1. Calculating the Numerator of the 100th Convergent
The first for loop iteratively calculates the numerator of each convergent of e, from the 2nd up to the 100th. It uses the following recurrence relation for the numerators:

 

\[ N_i = a_i \cdot N_{i-1} + N_{i-2} \]

where:
\(N_i\) is the numerator of the i-th convergent.
\(N_{i−1}\)) and \(N_{i−2}\) are the numerators of the two previous convergents.
\(a_i\) is the i-th term in the continued fraction sequence for e, which is [2; 1, 2, 1, 1, 4, 1, 1, 6, 1, ...].

In the code:
The loop runs from i = 2 to 100 (ub).
At the beginning of each iteration i:
n holds the value of the previous numerator, \(N_{i−1}\).
d holds the value of the numerator before that, \(N_{i−2}\).
c is calculated to be the term \(a_i\). The code correctly identifies the pattern that for the continued fraction of e, \(a_i\)  is 2 * (i/3) when i is a multiple of 3, and 1 otherwise. (Note: The sequence of \(a_i\) in this code corresponds to the terms after the initial 2;).
The line n = c * d + t (where t is a temporary store for the old d) calculates the new numerator, \(N_i\).  By the end of the loop, n holds the numerator of the 100th convergent.

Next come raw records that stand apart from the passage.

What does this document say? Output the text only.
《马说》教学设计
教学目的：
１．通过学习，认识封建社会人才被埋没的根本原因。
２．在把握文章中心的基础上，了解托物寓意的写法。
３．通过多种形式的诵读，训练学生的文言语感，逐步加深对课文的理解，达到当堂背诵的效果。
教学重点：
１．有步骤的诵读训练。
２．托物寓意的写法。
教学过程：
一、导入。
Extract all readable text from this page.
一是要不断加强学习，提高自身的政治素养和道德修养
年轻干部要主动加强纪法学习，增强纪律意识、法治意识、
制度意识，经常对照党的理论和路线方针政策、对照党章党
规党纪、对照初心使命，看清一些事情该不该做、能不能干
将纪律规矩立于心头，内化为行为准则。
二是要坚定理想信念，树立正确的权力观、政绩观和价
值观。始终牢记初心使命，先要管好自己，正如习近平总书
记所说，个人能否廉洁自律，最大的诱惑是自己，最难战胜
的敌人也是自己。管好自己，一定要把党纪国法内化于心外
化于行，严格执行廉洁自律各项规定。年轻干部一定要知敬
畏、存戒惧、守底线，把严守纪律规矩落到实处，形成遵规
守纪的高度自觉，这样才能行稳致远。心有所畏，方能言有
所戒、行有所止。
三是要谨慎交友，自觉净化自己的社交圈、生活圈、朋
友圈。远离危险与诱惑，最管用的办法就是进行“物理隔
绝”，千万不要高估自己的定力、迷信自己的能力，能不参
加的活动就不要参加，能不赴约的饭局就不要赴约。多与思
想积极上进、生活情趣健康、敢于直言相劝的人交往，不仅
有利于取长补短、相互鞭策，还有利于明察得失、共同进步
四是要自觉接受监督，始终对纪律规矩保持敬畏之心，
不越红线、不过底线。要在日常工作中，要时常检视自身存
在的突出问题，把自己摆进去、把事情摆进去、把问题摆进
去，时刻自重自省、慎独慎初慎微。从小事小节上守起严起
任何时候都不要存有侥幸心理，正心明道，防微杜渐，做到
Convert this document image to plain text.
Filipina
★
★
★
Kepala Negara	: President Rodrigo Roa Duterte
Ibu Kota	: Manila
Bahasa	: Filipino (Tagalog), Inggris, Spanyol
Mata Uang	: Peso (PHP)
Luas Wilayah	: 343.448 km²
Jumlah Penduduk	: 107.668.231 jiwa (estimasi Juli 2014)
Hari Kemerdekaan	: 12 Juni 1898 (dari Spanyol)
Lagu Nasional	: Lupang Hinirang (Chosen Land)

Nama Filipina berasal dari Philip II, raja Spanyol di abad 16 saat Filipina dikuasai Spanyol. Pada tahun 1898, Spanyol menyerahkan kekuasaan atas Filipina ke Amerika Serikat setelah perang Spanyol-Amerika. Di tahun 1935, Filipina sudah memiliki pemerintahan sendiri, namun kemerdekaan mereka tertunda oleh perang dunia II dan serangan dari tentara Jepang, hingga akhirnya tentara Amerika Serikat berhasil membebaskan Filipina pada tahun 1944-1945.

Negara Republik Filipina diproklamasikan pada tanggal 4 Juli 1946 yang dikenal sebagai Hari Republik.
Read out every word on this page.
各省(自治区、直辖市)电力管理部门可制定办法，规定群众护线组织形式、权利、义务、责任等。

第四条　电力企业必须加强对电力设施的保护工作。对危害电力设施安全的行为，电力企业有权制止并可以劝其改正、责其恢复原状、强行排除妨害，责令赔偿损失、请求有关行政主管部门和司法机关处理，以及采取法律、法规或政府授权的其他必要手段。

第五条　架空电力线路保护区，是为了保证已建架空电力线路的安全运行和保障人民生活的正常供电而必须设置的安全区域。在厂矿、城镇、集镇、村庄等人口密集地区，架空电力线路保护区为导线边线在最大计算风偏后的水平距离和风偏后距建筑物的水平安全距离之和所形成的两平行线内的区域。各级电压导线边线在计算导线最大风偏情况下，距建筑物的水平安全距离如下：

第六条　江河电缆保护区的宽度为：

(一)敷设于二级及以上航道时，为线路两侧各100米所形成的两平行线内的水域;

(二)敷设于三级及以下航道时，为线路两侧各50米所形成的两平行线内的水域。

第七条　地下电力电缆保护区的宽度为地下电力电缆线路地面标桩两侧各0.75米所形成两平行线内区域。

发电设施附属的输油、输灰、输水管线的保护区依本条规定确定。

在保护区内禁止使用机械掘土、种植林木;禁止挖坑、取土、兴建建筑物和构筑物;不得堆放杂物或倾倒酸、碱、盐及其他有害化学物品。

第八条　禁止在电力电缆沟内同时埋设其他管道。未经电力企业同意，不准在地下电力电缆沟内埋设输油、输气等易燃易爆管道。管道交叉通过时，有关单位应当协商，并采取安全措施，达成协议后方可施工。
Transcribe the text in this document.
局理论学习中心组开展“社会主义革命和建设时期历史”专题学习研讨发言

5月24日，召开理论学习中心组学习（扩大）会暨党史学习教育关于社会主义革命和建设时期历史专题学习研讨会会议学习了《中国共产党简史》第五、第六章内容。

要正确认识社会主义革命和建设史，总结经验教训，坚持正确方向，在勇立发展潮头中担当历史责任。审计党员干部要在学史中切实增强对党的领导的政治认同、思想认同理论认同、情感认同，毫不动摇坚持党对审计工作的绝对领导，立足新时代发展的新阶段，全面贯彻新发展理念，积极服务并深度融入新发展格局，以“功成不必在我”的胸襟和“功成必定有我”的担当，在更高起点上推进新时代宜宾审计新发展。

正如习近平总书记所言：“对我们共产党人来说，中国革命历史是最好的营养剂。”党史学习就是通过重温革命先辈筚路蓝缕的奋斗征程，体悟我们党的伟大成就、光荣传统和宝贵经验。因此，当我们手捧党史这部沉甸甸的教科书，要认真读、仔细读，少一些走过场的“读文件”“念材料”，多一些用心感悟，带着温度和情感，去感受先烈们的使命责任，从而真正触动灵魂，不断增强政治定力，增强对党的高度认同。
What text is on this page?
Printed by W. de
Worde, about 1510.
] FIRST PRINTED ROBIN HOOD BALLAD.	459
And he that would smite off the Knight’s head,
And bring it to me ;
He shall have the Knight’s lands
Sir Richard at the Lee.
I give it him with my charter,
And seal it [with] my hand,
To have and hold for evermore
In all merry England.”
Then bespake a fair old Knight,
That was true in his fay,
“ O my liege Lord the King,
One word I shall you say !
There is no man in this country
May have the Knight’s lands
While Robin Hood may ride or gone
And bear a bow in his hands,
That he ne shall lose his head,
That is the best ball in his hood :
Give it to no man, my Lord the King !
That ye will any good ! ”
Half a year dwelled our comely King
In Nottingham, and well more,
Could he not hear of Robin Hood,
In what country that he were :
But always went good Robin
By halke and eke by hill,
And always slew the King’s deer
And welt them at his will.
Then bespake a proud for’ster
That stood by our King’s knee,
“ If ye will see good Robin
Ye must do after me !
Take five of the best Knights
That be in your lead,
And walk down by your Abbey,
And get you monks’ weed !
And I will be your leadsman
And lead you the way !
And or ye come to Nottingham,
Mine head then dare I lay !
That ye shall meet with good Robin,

2. Summing the Digits of the Numerator
The second for loop performs a simple task:
It converts the final numerator n (which is a very large number) into a string.
It then iterates through each character of the string.
For each character, it converts it back to an integer and adds it to the res variable.
Finally, it prints the total sum stored in res.